Further revelations from the RTI expose the depths of the mismanagement. In 1982, the M.G. Ramachandran government officially gave the patta to the Roman Catholic Mission, fixing a pathetic fasal (harvest) amount of just ₹8,406.24. For a 49-acre prime property located in the heart of Madurai, worth crores, the Tamil Nadu government was charging a pittance and even that was never paid to the temple.

A Systematic Pattern of Betrayal

This is not an isolated incident of the Tamil Nadu Hindu Religious and Charitable Endowments (HR&CE) Department’s abject failure. It is a systemic rot. Time and again, the state government has shown a consistent pattern of anti-Hindu bias, prioritizing churches and other institutions over temple properties.

One only needs to look at the recent controversy where the TVK government has been accused of handing over 3,085 acres of temple land worth ₹25,000 crores to encroachers in Karur district to see the pattern. And in a stunning reversal of its own claims, the HR&CE initially told the Madras High Court that the Podhu Dikshitars of Chidambaram’s Natarajar Temple sold 2,000 acres of land, only to later revise the figure down to a laughable 18 acres – a fraud that Temple Activist TR Ramesh called out.

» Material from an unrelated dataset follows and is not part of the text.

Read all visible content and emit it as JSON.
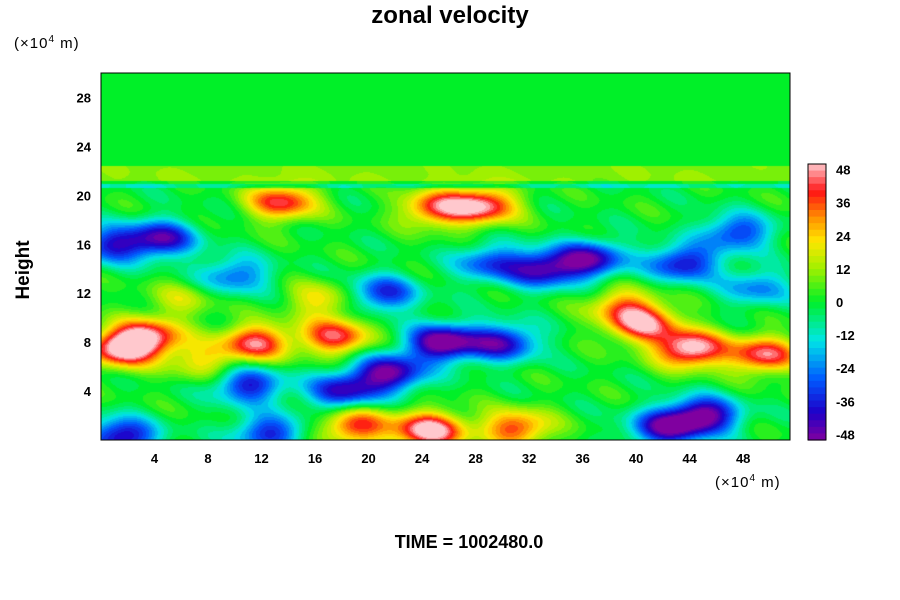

The state has shown contempt for court orders. Hindu Munnani has repeatedly pointed out that while temples are demolished on the flimsiest grounds of encroachment, illegal churches and mosques are left untouched, even when court orders call for their removal. In Kallakurichi, the government tried to usurp 40 acres of Sri Nareeswarar Temple land worth ₹88 crores for a paltry ₹1.98 crores to build a Collectorate complex, a move stopped only by the Madras High Court. And in a move straight out of the DMK playbook, a Murugan temple in Tiruppur was demolished by revenue officials even as devotees protested, while the government turned a blind eye to unauthorised structures of other faiths.

The Question That Remains

The story of the Meenakshi Temple land is a shocking testament to the double standards of successive governments in Tamil Nadu. A 1966 Supreme Court verdict was overturned by a state bureaucrat. The HR&CE Department, the very institution meant to protect temple properties, was complicit in the theft. And the political class, from the DMK to the TVK, has colluded in this loot.

The same controversy has returned in the form of the Karur inam lands issue. It remains to be seen whether the TVK government will pay heed to the Hindus and reverse its GO and also correct this great historical wrong or will it pander to the evil forces and betray Hindus once again like its Dravidianist counterparts.